The fallout of the Jadhav's arrest is the frantic counterwinding operations launched by the Indian agencies in India as also in Pakistan. According to experts, the operations which are connected to an operative have to be immediately erased or folded up soon after he is outed so that there is always a plausible deniability.

Shirish Thorat, New York-based security expert and former Indian police officer said, "In the event of an asset getting arrested the handlers immediately secure other related assets like Agents in Places (AIP) or regroup their operations and fold up all the ongoing or future tasks. This discontinuation of operations is far monumental a disaster than the arrest of an operative." In Jadhav's case too, the agencies have launched an expeditious exercise to retrace his footsteps and shut down all of his possible ongoing operations. The first step is to disown Jadhav as their operative and also ask the family to disassociate with him. Jadhav's family wanted to approach the top echelons of the government, including Prime Minister Narendra Modi and BJP president Amit Shah, to exert pressure on Pakistan to release him.

When asked whether the ministry of external affairs has officially informed the Mumbai police so that the Jadhav family can be intimated about his arrest in Pakistan, Deven Bharti, joint commissioner of police (law and order), replied in negative.
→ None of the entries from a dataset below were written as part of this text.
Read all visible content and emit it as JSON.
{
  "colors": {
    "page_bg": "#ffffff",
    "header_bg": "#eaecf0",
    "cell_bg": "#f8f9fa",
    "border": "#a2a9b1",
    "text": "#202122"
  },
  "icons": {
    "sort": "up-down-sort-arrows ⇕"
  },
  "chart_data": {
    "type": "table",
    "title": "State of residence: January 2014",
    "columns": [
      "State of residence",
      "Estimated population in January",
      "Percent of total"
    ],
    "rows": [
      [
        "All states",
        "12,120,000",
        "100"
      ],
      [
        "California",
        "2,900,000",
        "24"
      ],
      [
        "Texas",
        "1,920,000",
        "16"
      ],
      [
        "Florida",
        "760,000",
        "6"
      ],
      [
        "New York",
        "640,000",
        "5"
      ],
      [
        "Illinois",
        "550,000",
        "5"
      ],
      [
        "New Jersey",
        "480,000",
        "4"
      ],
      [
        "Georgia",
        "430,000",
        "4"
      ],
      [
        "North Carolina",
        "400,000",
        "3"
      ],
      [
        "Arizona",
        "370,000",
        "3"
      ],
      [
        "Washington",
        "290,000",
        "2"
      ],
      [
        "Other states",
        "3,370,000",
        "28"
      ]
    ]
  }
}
According to Indian Express, in November 2003, Jadhav obtained a passport (E6934766) from Pune, identifying him by the pseudonym Hussein Mubarak Patel.

Born in 1968 (according to the passport), Jadhav joined the National Defence Academy in 1987, and was commissioned as a Naval engineer in 1990. According to colleagues, he rose to the rank of Commander after 14 years of service — one more than is the norm.

But within months of his passport being issued in Pune, Jadhav ended up in the Chabahar free trade zone, then a hub of Indian hopes to set up a transit route into Afghanistan and Iran. He told his family he was setting up a business to service trawlers and ferries operating out of the port, said friends.

To two friends in the Navy, who declined to be identified, Jadhav gave varying accounts of why he had left the service. To one, he dropped broad hints of being involved in government-linked activity. “He never showed up at the usual reunion kind of things. He’d pretty much disappeared,” said one friend.

The address given to obtain his passport — the Martand Co-operative Housing Society in the Sai Vishwa area of Pune suburb Bavdhan — is incomplete. The records do not even state which apartment Jadhav may have occupied in the three-building complex.

Vijay Deshmukh, secretary of the building society, said records show no apartment was owned by anyone with the surnames Jadhav or Patel. None of the residents recognised Jadhav from a photograph shown to them.

However, Deshmukh said, “In the past, the norms of registration of tenants with police were not as stringent as they are these days.”

Electronic tags on the Pune passport office’s computer system show an earlier passport was held by Husein Mubarak Patel but there were no details of the address this document was issued for since it was done before computerised records were introduced. “It’s a common method to pick up a fake identity. The fact that there is an earlier passport with valid visas makes getting new ones that much easier,” said a Delhi Police officer.

“But I can’t think why an intelligence officer should have gone through this subterfuge to obtain a pseudonymous passport. Let’s put it this way: there are systems in place to handle this kind of thing,” said a former RAW officer.